Start With the Purpose
Fundamentally, packaging serves two purposes: it identifies a product clearly so consumers can find it easily and buy the product, and it also protects the product in shipping and delivery, so the consumer gets what he or she paid for. While the latter part is important, the primary benefit of packaging is marketing. Not only does it make the product attractive to the consumer, but it can also convince other consumers to buy as well when seen as popular. However, traditionally, none of these benefits take into account the downstream effects of packaging, which primarily creates a lot of trash and waste after it serves its purpose, not to mention, packaging equipment can be expensive.

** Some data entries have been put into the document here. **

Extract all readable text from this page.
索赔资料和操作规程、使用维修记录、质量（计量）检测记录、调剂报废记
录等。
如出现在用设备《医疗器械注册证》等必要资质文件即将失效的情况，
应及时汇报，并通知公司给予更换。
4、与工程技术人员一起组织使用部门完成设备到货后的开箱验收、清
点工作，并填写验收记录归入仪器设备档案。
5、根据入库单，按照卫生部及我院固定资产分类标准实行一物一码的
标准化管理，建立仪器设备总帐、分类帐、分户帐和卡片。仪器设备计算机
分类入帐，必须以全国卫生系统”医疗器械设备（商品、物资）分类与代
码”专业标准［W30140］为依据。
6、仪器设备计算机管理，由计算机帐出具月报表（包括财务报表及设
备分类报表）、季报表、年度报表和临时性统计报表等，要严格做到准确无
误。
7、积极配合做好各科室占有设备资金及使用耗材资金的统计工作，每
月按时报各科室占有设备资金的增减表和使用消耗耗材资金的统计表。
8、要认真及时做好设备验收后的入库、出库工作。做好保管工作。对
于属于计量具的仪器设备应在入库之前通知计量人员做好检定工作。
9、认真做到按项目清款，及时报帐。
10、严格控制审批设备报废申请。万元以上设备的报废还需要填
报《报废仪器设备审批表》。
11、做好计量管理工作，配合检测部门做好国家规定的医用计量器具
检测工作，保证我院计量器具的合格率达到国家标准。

Packing innovation takes what’s already being used and finds a way to improve it in some aspect that makes sense at a practical level. The most obvious approach would be to find a way to package it with the same benefits and less cost. Doing so produces operational savings that can be used elsewhere to boost company income. However, there are other benefits possible as well.
Physical Benefits
Better packaging material can protect a product so that it lasts longer, a big issue with food that has a limited shelf-life before it goes bad. It can make things harder to steal, helping reduce the problem of shoplifting and related shrinkage. Improved packaging can find ways to utilize recyclable material or components that will become biodegradable versus lasting for decades and not breaking down. In short, there are lots of ways packaging can be improved, even if it seems to work well already.
Space Utility Improved
Normal packaging takes up space, and that becomes a cost with how many units can be packed and shipped within a limited size container. A big commercial truckful of crates might seem like a lot, but when the order demand is 50,000 units or more, it starts to lose impact in size very quickly. So, maximize the number of food units that can be packed in a crate, then a pallet and then a rig or shipping container really begins to matter. If packaging is too bulky, it costs more in valuable space. So, a compacted shape that works together to maximize the number of units that can be packed is a big priority.

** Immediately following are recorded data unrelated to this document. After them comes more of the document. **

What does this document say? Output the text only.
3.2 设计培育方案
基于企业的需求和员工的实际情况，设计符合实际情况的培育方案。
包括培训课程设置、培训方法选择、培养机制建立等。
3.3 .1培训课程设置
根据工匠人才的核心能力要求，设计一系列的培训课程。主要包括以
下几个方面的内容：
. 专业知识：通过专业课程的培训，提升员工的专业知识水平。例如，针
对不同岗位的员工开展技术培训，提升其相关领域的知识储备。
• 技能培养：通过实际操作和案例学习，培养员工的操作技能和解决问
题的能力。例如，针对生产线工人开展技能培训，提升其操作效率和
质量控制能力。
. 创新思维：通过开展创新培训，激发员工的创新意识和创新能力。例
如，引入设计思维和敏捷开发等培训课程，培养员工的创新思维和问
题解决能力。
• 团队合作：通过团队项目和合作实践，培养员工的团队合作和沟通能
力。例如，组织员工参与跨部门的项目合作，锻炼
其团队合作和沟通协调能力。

Product Safety and Protection
At the same time, that same packaging needs to be strong enough to protect the goods. Too thin or fragile, and the food product inside gets crushed and goes bad. So, the materials used for packaging need to be light, uniform, easy to pack, but strong enough to preserve the product as it was originally intended for the consumer. Plastics and cardboard have been used for years in this regard.

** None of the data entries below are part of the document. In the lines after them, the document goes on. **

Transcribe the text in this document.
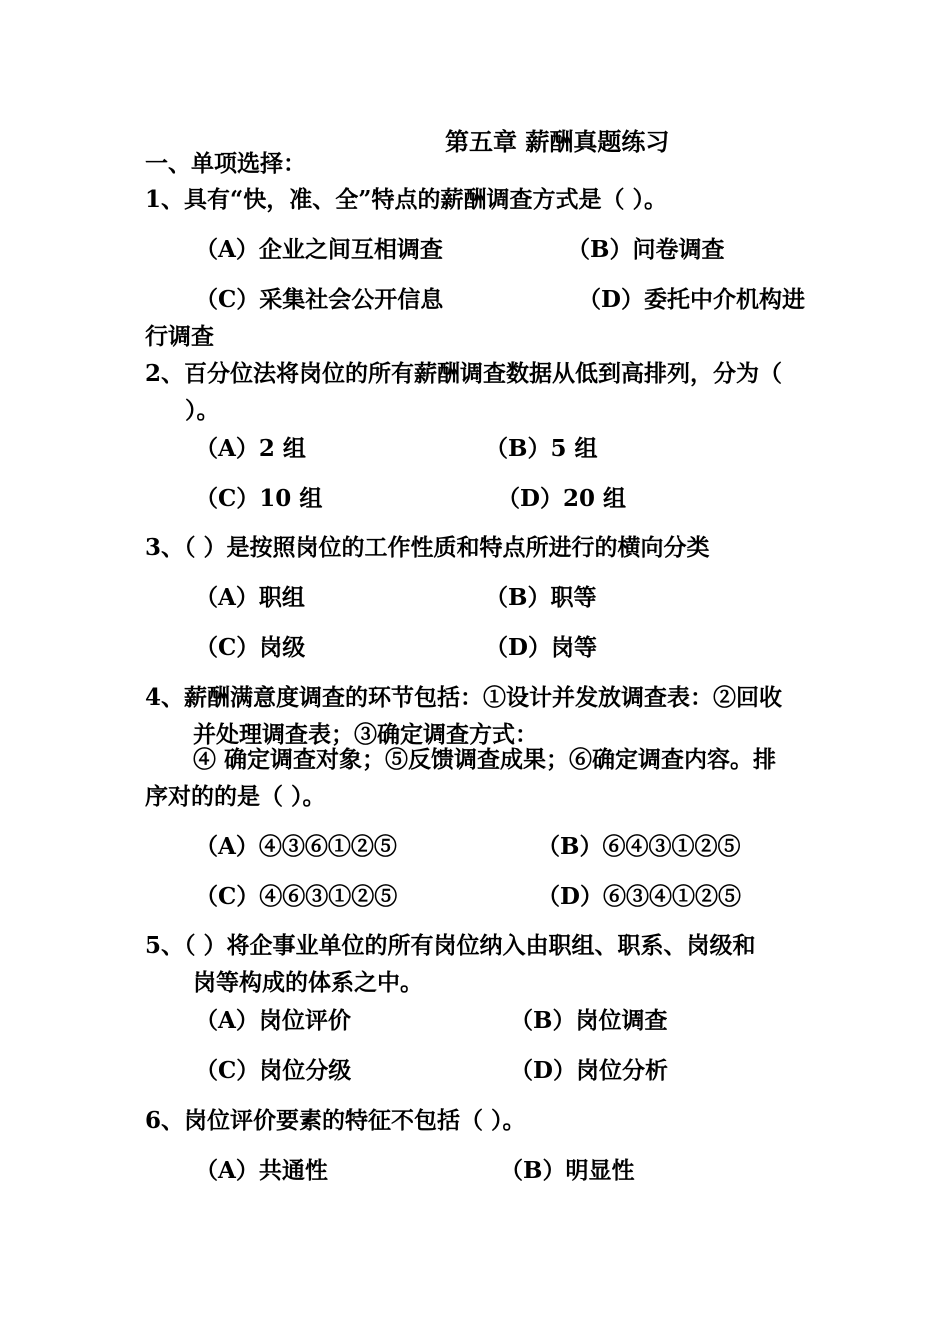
第五章 薪酬真题练习
一、单项选择：
1、具有“快，准、全”特点的薪酬调查方式是（ ）。
（A）企业之间互相调查	（B）问卷调查
（C）采集社会公开信息	（D）委托中介机构进
行调查
2、百分位法将岗位的所有薪酬调查数据从低到高排列，分为（
）。
（A）2 组	（B）5 组
（C）10 组	（D）20 组
3、（ ）是按照岗位的工作性质和特点所进行的横向分类
（A）职组	（B）职等
（C）岗级	（D）岗等
4、薪酬满意度调查的环节包括：①设计并发放调查表：②回收
并处理调查表；③确定调查方式：
④ 确定调查对象；⑤反馈调查成果；⑥确定调查内容。排
序对的的是（ ）。
（A）④③⑥①②⑤	（B）⑥④③①②⑤
（C）④⑥③①②⑤	（D）⑥③④①②⑤
5、（ ）将企事业单位的所有岗位纳入由职组、职系、岗级和
岗等构成的体系之中。
（A）岗位评价	（B）岗位调查
（C）岗位分级	（D）岗位分析
6、岗位评价要素的特征不包括（ ）。
（A）共通性	（B）明显性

Pushing Things to the Edge of the Envelope
Given all the above, one of the best ways to innovate better packaging is to pressure change out of necessity. Creativity under pressure has proven to repeatedly be the method of producing better designs that do more, meet more criteria, and perform better with less. Of course, that also means having innovative designers and packaging experts who can respond to the call to produce better with less. Innovation is as much about people as it is about technology today.